At the end of January, Google announced that it was abandoning its controversial project to replace cookies, entitled FLoC, in favour of a new proposal: Topics.
The principle behind FLoC was that an AI would learn browsing habits and place users into anonymous cohorts. No individual user data would be shared with the browser itself or anywhere else, with the process occurring algorithmically and then essentially losing individuals amid the crowd. However, FLoC testing was long since postponed in Europe already because it still wasn’t clear whether this would comply with GDPR. Essentially, the assignment of a cohort to a user could still be interpreted as the transfer of personal data. This would be especially problematic given users wouldn’t be providing publishers with consent to be added to cohorts.

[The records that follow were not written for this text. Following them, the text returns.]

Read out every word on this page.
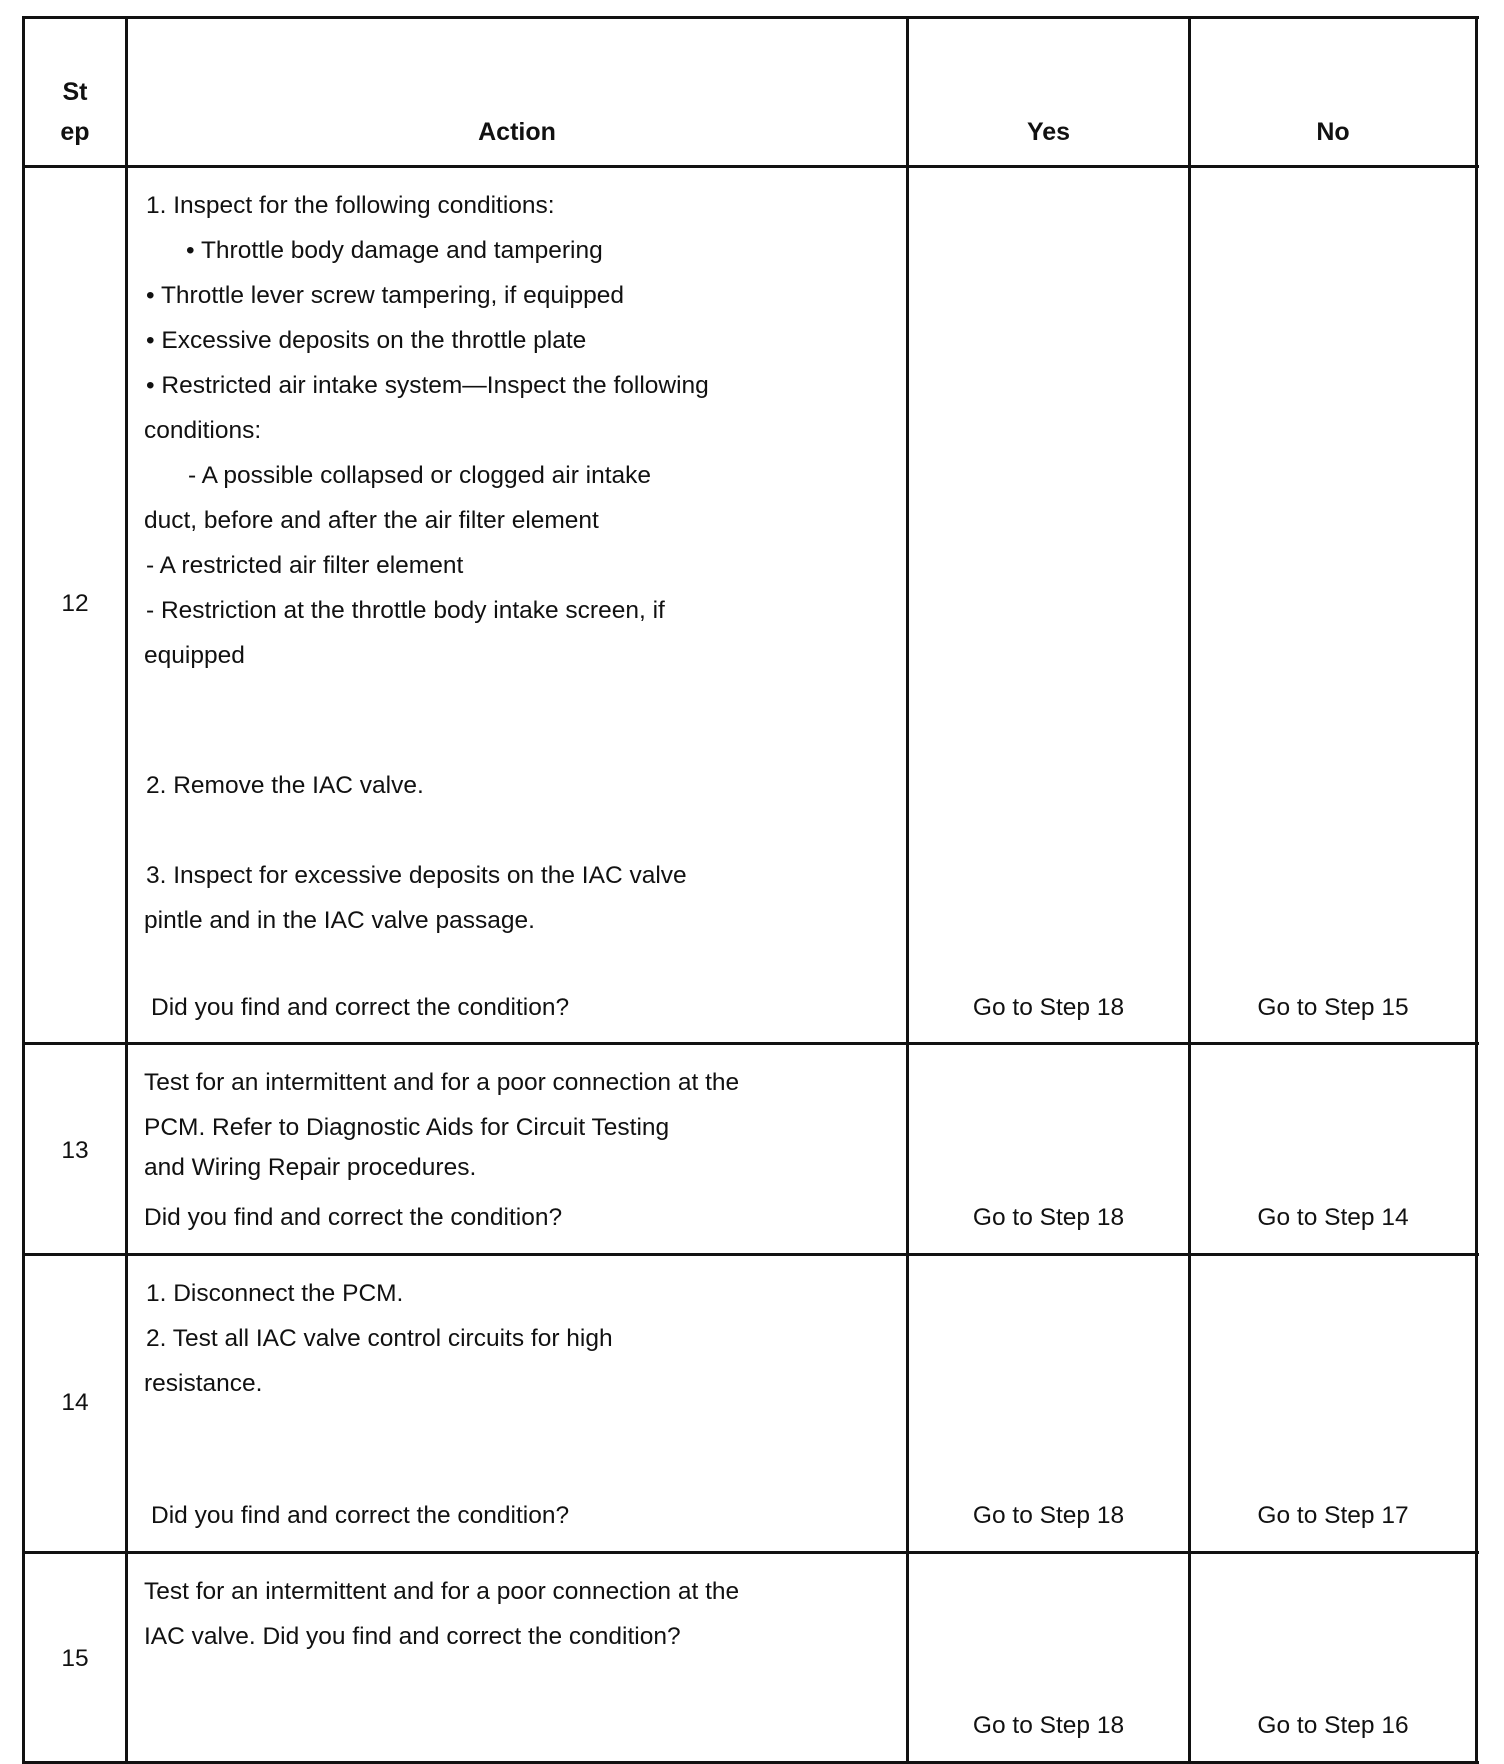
St
ep	Action	Yes	No
12
1. Inspect for the following conditions:
• Throttle body damage and tampering
• Throttle lever screw tampering, if equipped
• Excessive deposits on the throttle plate
• Restricted air intake system—Inspect the following
conditions:
- A possible collapsed or clogged air intake
duct, before and after the air filter element
- A restricted air filter element
- Restriction at the throttle body intake screen, if
equipped
2. Remove the IAC valve.
3. Inspect for excessive deposits on the IAC valve
pintle and in the IAC valve passage.
Did you find and correct the condition?	Go to Step 18	Go to Step 15
13
Test for an intermittent and for a poor connection at the
PCM. Refer to Diagnostic Aids for Circuit Testing
and Wiring Repair procedures.
Did you find and correct the condition?	Go to Step 18	Go to Step 14
14
1. Disconnect the PCM.
2. Test all IAC valve control circuits for high
resistance.
Did you find and correct the condition?	Go to Step 18	Go to Step 17
15
Test for an intermittent and for a poor connection at the
IAC valve. Did you find and correct the condition?
Go to Step 18	Go to Step 16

Topics looks best understood as a watered-down version of FloC. Topics proposes much broader cohort classifications, reducing their number from FLoC’s 32,000 categories to just 350 ‘topics.’ The browser will keep data for the last 3 weeks of the user’s browsing history and the topics won’t include any sensitive categories. There’s also an additional layer to increase user privacy further and decrease the potential for groups to be reverse engineered. When a user hits a site that supports the Topics API, the browser will share 3 topics you’re interested in, based on the last 3 weeks of browsing history, selected at random from the top 5 topics browsed each week. Users will also be able to review and remove topics from their list too.
However, it’s still essentially the same methodology with some additional privacy layers and broadening applied, seemingly to appease regulators. It’s hard to see how this still wouldn’t constitute a transfer of personal data on an opt-out basis, as opposed to opt-in. And that’s where it could still be doomed.

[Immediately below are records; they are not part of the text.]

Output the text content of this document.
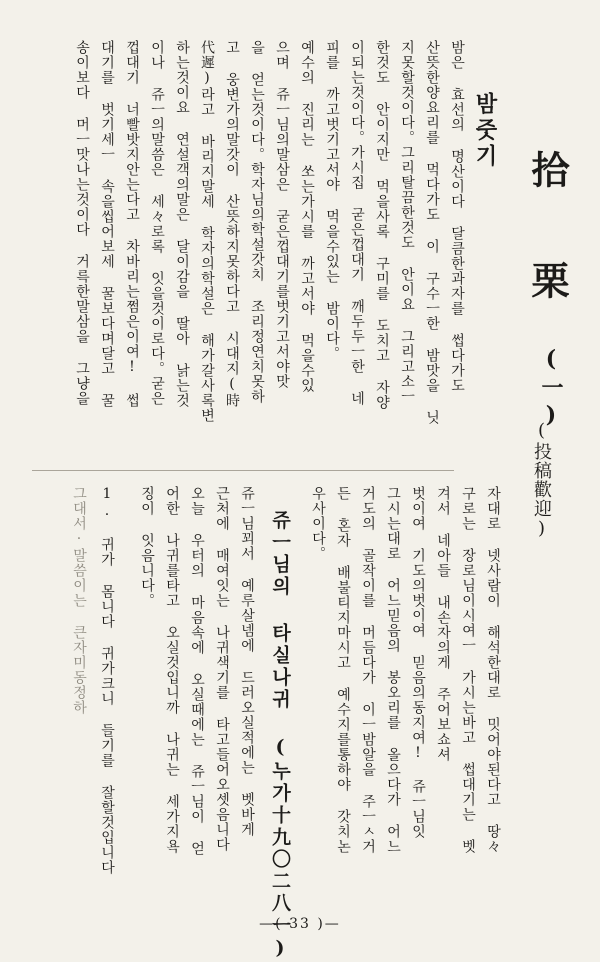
拾 栗
(一)
(投稿歡迎)
밤줏기
밤은 효선의 명산이다 달큼한과자를 썹다가도
산뜻한양요리를 먹다가도 이 구수ㅡ한 밤맛을 닛
지못할것이다。그리탈끔한것도 안이요 그리고소ㅡ
한것도 안이지만 먹을사록 구미를 도치고 자양
이되는것이다。가시집 굳은껍대기 깨두두ㅡ한 네
피를 까고벗기고서야 먹을수있는 밤이다。
예수의 진리는 쏘는가시를 까고서야 먹을수있
으며 쥬ㅡ님의말삼은 굳은껍대기를벗기고서야맛
을 얻는것이다。학자님의학설갓치 조리정연치못하
고 웅변가의말갓이 산뜻하지못하다고 시대지(時
代遲)라고 바리지말세 학자의학설은 해가갈사록변
하는것이요 연설객의말은 달이감을 딸아 낡는것
이나 쥬ㅡ의말씀은 세々로록 잇을것이로다。굳은
껍대기 너빨밧지안는다고 차바리는쩜은이여! 썹
대기를 벗기세ㅡ 속을씹어보세 꿀보다며달고 꿀
송이보다 머ㅡ맛나는것이다 거륵한말삼을 그냥을
자대로 넷사람이 해석한대로 밋어야된다고 땅々
구로는 장로님이시여ㅡ 가시는바고 썹대기는 벳
겨서 네아들 내손자의게 주어보쇼셔
벗이여 기도의벗이여 믿음의동지여! 쥬ㅡ님잇
그시는대로 어느믿음의 봉오리를 올으다가 어느
거도의 골작이를 머듬다가 이ㅡ밤알을 주ㅡㅅ거
든 혼자 배불티지마시고 예수지를통하야 갓치논
우사이다。
쥬ㅡ님의 타실나귀 (누가十九〇二八ㅡ)
쥬ㅡ님꾀서 예루살넴에 드러오실적에는 벳바게
근처에 매여잇는 나귀색기를 타고들어오셋음니다
오늘 우터의 마음속에 오실때에는 쥬ㅡ님이 얻
어한 나귀를타고 오실것입니까 나귀는 세가지욕
징이 잇음니다。
1. 귀가 몸니다 귀가크니 들기를 잘할것입니다
그대서·말씀이는 큰자미동정하
—( 33 )—
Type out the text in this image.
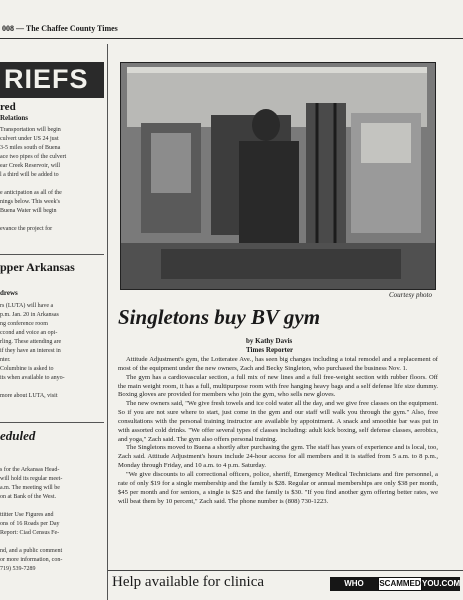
008 — The Chaffee County Times
RIEFS
red
Relations
Transportation will begin
culvert under US 24 just
3-5 miles south of Buena
ace two pipes of the culvert
ear Creek Reservoir, will
l a third will be added to

e anticipation as all of the
nings below. This week's
Buena Water will begin

evance the project for
pper Arkansas
drews
rs (LUTA) will have a
p.m. Jan. 20 in Arkansas
ng conference room
ccond and voice an opi-
rling. These attending are
if they have an interest in
nter.
Columbine is asked to
its when available to anyo-

more about LUTA, visit
eduled
s for the Arkansas Head-
will hold its regular meet-
a.m. The meeting will be
on at Bank of the West.

ttitter Use Figures and
ons of 16 Roads per Day
Report: Ciad Census Fe-

nd, and a public comment
or more information, con-
719) 539-7289
Courtesy photo
Singletons buy BV gym
by Kathy Davis
Times Reporter

Attitude Adjustment's gym, the Lotteratee Ave., has seen big changes including a total remodel and a replacement of most of the equipment under the new owners, Zach and Becky Singleton, who purchased the business Nov. 1.

The gym has a cardiovascular section, a full mix of new lines and a full free-weight section with rubber floors. Off the main weight room, it has a full, multipurpose room with free hanging heavy bags and a self defense life size dummy. Boxing gloves are provided for members who join the gym, who sells new gloves.

The new owners said, "We give fresh towels and ice cold water all the day, and we give free classes on the equipment. So if you are not sure where to start, just come in the gym and our staff will walk you through the gym." Also, free consultations with the personal training instructor are available by appointment. A snack and smoothie bar was put in with assorted cold drinks. "We offer several types of classes including: adult kick boxing, self defense classes, aerobics, and yoga," Zach said. The gym also offers personal training.

The Singletons moved to Buena a shortly after purchasing the gym. The staff has years of experience and is local, too, Zach said. Attitude Adjustment's hours include 24-hour access for all members and it is staffed from 5 a.m. to 8 p.m., Monday through Friday, and 10 a.m. to 4 p.m. Saturday.

"We give discounts to all correctional officers, police, sheriff, Emergency Medical Technicians and fire personnel, a rate of only $19 for a single membership and the family is $28. Regular or annual memberships are only $38 per month, $45 per month and for seniors, a single is $25 and the family is $30. "If you find another gym offering better rates, we will beat them by 10 percent," Zach said. The phone number is (808) 730-1223.

Help available for clinica	WHO	SCAMMED YOU.COM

The impact of a cookie-less world could be greater for publishers, than it is for advertisers, who will struggle to monetise their traffic for the same value as before. For advertisers, big tech companies like Google still have access to an abundance of first party data from logged-in users that can be used for targeting. So, advertisers still have options.
However, even vast Google audience sizes would probably shrink if having to lean on logged-in data alone, potentially making higher-value audiences more expensive as targeting becomes increasingly competitive.
If Google, with its significant investment in building solutions, is struggling to find a fix, then this doesn’t bode well for the future of the myriad existing data-led targeting methods.
We all know first party data is a priority in a cookie-less future. Investing in the testing of possible alternatives, such as first party data-matching via clean rooms and bunkers (i.e. InfoSum) could be a smart step.
What’s not going away, though, are the benefits associated with targeting premium publishers and the power of context multiplied by quality creative. Testing the performance of curated inventory versus data-led buys is a good idea. Even better is investing more time and energy into producing good quality creative. Such a shift in priorities could only be considered a good thing for advertisers and the experience of users alike.